As a veteran I’ve been closely following the continuing saga of Army Sgt. Bowe Bergdahl.
Bergdahl left his post while serving in Afghanistan. Walking off the job may work for East St. Louis teachers but not in a war zone. Bergdahl was subsequently captured by the enemy and incarcerated for nearly five years.
Since Bergdahl’s release in May 2014 there’s been more political and legal jockeying than a horse race. Meanwhile, Bergdahl is back in uniform and doing desk duty at an Army post in Texas.
Bergdahl was formally charged in March 2015 with desertion and misbehavior before the enemy.
The general officer who led the investigation stated that he didn’t “believe there is a jail sentence at the end of this process.”
Most recently, the military officer in charge of Bergdahl’s hearing recommended he not do any jail time. The recommendation will be forwarded to Bergdahl’s commander for final determination.

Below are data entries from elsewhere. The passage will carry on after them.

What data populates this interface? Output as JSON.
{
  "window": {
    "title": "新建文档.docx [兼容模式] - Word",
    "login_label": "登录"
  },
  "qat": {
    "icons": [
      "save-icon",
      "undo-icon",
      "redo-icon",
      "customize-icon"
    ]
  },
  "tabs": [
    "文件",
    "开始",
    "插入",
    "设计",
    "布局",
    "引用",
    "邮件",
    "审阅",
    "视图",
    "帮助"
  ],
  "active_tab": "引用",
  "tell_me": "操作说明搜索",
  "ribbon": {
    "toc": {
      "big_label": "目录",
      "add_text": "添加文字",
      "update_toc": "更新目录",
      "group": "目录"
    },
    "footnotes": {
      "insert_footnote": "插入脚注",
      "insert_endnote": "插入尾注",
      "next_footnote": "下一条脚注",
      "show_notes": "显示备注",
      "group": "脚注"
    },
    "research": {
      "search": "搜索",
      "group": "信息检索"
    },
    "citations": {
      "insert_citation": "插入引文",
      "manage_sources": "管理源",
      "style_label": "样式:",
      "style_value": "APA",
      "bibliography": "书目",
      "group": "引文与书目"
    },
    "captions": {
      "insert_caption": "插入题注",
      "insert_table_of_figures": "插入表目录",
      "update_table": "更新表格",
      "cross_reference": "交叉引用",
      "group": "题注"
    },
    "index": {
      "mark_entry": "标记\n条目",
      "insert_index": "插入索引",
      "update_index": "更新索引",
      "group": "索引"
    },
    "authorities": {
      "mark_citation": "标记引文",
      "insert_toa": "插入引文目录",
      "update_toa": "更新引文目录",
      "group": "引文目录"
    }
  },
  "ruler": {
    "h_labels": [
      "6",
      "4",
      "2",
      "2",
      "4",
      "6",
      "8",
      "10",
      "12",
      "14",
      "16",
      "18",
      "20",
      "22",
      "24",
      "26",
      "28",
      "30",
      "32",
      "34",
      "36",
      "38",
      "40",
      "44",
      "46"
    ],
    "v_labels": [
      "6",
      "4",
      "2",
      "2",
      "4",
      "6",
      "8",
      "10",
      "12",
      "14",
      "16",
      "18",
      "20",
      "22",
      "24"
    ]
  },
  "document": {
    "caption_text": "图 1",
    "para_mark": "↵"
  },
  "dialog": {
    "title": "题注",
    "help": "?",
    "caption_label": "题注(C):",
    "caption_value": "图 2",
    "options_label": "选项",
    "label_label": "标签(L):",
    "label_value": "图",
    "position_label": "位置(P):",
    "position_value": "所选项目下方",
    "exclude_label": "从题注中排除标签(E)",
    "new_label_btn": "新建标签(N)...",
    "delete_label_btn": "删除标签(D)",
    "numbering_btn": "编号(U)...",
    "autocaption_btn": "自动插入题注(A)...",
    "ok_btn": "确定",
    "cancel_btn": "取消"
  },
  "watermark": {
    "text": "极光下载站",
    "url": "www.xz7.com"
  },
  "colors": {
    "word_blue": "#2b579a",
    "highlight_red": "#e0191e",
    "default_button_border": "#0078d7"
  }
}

This course of action is troubling because the punishment is at the forefront yet the accused has yet to have his day in court to determine guilt.
The suggested penalty, or lack thereof, doesn’t align with the current charges. In order to meet somewhere in the middle something will have to give.
This is not how the court martial process of my era worked. There are more fingers in this pie than my mother’s Thanksgiving pastry. Unlike the aroma of baked goods this debacle has a decidedly different smell.